La costumbre de los festejos, defendida por la población ante las autoridades, en continua negociación y resistencia, entre reglamentos para garantizar un tiempo libre y prohibiciones para impedir el desorden social, terminó creando una tradición con el correr del tiempo. La cercanía entre las celebraciones religiosas y los carnavales, por su parte, permitió el intercambio de las prácticas festivas que se retroalimentaban durante el transcurso del año.

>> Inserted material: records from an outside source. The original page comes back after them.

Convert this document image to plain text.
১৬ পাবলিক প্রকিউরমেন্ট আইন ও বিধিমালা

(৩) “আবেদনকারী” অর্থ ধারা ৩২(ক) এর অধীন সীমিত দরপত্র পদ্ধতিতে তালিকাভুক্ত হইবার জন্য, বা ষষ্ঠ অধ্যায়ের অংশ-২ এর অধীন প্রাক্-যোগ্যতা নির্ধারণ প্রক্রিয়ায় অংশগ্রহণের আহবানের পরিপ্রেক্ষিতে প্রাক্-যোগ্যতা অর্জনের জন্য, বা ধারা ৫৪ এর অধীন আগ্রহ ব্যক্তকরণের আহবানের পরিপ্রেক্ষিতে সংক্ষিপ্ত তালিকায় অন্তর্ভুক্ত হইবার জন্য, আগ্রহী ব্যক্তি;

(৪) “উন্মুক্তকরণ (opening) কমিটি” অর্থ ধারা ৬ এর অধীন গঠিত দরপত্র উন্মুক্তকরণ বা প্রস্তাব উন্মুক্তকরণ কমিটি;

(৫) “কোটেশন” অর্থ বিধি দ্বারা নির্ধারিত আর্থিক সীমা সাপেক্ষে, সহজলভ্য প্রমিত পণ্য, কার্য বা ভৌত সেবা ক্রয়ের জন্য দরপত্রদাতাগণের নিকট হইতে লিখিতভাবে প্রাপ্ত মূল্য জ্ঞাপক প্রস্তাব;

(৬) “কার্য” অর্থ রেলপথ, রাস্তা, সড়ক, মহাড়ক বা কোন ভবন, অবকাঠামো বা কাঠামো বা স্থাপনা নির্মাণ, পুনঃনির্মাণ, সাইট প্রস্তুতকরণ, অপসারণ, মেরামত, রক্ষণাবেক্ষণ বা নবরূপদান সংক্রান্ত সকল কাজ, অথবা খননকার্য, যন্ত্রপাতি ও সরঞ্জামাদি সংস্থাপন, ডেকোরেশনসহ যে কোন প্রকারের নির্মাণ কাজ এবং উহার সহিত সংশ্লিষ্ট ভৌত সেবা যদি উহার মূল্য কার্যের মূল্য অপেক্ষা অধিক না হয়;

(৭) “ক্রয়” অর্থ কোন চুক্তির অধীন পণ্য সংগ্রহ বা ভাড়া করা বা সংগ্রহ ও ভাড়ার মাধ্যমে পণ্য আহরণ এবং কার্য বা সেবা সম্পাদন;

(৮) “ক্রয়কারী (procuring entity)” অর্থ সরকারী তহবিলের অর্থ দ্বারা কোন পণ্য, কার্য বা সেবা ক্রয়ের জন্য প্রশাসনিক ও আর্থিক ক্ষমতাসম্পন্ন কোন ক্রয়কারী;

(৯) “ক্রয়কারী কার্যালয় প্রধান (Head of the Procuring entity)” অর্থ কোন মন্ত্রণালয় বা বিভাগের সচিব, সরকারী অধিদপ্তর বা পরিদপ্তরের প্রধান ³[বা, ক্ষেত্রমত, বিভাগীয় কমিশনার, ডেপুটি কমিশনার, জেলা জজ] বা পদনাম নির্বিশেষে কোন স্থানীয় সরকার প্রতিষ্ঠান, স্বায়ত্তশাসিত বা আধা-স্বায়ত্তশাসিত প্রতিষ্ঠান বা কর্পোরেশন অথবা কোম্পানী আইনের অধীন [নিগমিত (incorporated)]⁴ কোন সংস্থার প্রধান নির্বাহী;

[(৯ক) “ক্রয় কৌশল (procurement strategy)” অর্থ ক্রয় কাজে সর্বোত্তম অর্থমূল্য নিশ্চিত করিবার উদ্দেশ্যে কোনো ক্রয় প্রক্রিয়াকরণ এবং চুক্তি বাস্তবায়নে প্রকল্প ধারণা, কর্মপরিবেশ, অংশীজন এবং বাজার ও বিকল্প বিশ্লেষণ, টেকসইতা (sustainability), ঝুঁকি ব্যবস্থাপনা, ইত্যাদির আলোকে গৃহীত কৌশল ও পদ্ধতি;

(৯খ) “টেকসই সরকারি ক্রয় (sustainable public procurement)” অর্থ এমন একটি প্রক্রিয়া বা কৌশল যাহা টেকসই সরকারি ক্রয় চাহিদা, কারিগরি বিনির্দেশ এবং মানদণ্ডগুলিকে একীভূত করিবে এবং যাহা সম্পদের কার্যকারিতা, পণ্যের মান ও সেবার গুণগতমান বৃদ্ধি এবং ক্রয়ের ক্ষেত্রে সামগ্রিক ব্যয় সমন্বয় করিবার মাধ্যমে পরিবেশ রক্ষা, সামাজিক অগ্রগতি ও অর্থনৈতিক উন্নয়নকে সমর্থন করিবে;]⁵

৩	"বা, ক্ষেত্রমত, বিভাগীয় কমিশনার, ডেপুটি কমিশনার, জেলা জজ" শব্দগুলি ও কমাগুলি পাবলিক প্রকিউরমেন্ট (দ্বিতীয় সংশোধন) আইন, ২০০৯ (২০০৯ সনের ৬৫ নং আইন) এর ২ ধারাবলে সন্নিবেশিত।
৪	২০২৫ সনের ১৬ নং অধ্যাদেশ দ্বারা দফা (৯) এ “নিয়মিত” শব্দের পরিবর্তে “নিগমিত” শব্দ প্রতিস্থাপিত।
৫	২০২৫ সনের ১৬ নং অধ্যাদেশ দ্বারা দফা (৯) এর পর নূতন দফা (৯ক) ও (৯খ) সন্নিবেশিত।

Manuel Serrano García, en su investigación sobre la procesión del Corpus Christi encontró que en Cartagena de Indias esta contenía “elementos populares, religiosos y civiles. Las festividades tenían dos vertientes que se mezclaban y complementaban: una profana y otra religiosa, a lo que habría que unir una política”. Además “se sumaban los elementos más festivos como las danzas y personas disfrazadas” y “se pasaba rápidamente de la solemnidad de la celebración religiosa a un ambiente relajado de gran participación popular. No se veía correcto que durante el baile se volviera la espalda al Santísimo y se prestase, como era de esperar, más atención a la danza que a la ceremonia, lo que según el obispo convertía la catedral en ‘casa de diversión’ ”. Insiste Serrano que no se sabe “exactamente cuál era el atuendo ni cómo eran las danzas, pero debía asemejarse a unos diablos y figuras extrañas, que significarían el mal frente a otros asimilados a ángeles. Este tipo de danzas nombradas como matachines o mojarillas, diablillos en el caso cartagenero, fueron muy comunes en todas las procesiones de Corpus y daban una nota festiva que contrastaba con el boato de la celebración”38. Expresa Serrano que “estas danzas sirvieron para integrar dentro del modelo político-religioso colonial a los grupos no hispanocriollos, como indios, negros o castas39, una práctica heredera de la península donde también participaban grupos étnicos como los gitanos”. Según el autor, en la procesión de 1620 “los religiosos acudieron sin las cruces ni las capas, haciendo caso omiso a todo lo dictaminado al ir revueltos unos con otros”40. Algo similar a esto ocurrió en los sucesos de 1808, narrados arriba, en los cuales se pudo establecer que religiosos del convento de la Popa estaban disfrutando los festejos al pie del cerro.